What I have been doing is:
sed -i '1ichr\tpos\tref\talt\treffrq\tinfo\trs\tpval\teffalt\tgene' *.txt
Now, this does work exactly as I want it to, but there have been a couple of issues.
First is that this seems to be an extremely slow method of doing this and it can take a pretty long time to get through all 20K+ files.
Second, and more frustratingly, occasionally my connection to the server I am using has timed out during this long process meaning that the command won't finish running, so I end up with half the files having the header and half not. And if I started from the top again this would mean a number of the files would have the header twice so I actually have to go through a process of creating them again so I can add the header all at once.

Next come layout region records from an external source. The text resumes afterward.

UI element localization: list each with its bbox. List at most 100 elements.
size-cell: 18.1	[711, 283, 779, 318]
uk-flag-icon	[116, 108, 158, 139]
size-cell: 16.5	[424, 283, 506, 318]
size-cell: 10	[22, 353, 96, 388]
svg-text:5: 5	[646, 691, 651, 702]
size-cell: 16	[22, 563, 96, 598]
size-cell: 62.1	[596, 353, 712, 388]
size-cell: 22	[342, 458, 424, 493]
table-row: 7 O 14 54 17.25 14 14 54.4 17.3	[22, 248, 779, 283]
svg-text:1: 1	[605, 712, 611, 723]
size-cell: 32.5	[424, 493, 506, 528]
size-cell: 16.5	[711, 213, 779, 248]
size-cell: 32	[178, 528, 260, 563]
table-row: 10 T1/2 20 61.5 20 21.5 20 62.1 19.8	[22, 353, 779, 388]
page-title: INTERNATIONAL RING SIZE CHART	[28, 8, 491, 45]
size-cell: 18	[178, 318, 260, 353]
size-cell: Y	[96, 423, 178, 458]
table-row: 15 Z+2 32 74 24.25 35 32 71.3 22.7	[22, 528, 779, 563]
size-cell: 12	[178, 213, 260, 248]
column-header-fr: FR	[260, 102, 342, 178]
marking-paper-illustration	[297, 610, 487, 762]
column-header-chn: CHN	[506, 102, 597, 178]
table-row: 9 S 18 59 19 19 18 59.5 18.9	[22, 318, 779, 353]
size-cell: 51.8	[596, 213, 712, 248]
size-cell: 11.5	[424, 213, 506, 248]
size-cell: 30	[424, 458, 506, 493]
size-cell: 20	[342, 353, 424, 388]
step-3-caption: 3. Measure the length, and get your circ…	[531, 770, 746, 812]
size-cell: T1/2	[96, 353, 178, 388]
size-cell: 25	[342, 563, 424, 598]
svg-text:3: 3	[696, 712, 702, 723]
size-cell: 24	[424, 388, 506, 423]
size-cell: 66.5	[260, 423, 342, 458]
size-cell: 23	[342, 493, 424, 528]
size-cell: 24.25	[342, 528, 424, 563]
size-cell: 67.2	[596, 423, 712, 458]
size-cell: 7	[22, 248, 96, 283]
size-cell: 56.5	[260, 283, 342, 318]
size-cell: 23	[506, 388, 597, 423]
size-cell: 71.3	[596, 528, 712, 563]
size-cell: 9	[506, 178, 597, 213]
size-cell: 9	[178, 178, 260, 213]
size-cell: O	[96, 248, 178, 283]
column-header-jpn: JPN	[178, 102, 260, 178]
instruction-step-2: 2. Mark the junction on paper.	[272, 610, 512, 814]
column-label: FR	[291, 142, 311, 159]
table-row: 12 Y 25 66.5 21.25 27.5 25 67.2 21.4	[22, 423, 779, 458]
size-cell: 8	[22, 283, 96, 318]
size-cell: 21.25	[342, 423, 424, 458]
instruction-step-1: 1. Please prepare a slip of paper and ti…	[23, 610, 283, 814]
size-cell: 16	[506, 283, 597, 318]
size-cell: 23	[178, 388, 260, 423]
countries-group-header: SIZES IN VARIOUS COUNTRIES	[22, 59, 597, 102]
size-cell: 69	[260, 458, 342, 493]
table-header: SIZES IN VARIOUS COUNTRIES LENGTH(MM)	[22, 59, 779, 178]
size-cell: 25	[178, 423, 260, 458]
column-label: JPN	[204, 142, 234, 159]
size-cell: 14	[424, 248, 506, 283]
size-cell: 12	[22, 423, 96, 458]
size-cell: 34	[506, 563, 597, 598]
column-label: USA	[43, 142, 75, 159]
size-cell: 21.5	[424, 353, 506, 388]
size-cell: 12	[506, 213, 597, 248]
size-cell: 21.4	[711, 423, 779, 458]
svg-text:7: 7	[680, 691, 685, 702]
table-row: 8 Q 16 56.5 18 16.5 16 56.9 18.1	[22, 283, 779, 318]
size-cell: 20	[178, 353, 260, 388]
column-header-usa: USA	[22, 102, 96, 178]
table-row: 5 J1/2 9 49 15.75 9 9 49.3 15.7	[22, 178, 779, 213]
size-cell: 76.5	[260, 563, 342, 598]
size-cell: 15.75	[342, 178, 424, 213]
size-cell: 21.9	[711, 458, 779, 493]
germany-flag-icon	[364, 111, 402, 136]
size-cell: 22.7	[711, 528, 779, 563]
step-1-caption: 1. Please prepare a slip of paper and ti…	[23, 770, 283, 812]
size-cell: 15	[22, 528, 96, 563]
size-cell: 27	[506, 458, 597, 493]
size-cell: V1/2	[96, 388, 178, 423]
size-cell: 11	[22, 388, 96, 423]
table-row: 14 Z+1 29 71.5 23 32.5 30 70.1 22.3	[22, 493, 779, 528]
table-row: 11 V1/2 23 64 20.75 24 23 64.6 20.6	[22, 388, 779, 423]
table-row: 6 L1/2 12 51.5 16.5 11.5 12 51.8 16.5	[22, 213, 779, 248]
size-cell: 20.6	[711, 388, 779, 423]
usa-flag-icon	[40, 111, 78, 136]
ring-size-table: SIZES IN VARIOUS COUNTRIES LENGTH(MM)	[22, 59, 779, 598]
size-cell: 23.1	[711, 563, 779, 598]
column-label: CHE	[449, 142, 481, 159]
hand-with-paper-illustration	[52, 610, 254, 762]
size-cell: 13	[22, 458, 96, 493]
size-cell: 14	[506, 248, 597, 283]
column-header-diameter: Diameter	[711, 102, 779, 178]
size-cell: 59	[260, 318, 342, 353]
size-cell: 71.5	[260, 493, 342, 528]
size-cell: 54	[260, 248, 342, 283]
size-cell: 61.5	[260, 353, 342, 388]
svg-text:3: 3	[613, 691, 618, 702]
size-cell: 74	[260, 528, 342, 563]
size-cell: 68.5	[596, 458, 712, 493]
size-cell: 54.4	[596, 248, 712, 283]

So, what I am wondering is if there is a better/quicker solution to this problem. The question I linked above seems like it would actually be slower (given that it seems like there is more the command line needs to do at each file as it is going through a loop) and so doesn't seem like it would fix this.
Upvotes: 1
Views: 3089
Reputation: 212356
Don't use -i
. It confuses things when you get interrupted. Instead, use
mkdir -p ../output-dir
for file in *.txt; do
sed '1ichr\tpos\tref\talt\treffrq\tinfo\trs\tpval\teffalt\tgene' "$file" > ../output-dir/"$file"
done
When you're done, you can rename the directories if you wish. This doesn't address the connection issue (ThoriumBR's suggestion of nohup
is good for that), but when it happens you can recover state more easily.
Upvotes: 1
Reputation: 940
First, adding a header is slow. You have to move the entire file contents to add something at the start. Adding a trailer would be very fast.
Second, use nohup:
nohup - run a command immune to hangups, with output to a non-tty
Using nohup sed -i '1ichr\tpos\tref\talt\treffrq\tinfo\trs\tpval\teffalt\tgene' *.txt
will keep the command running on the background even if the server times you out.
Upvotes: 0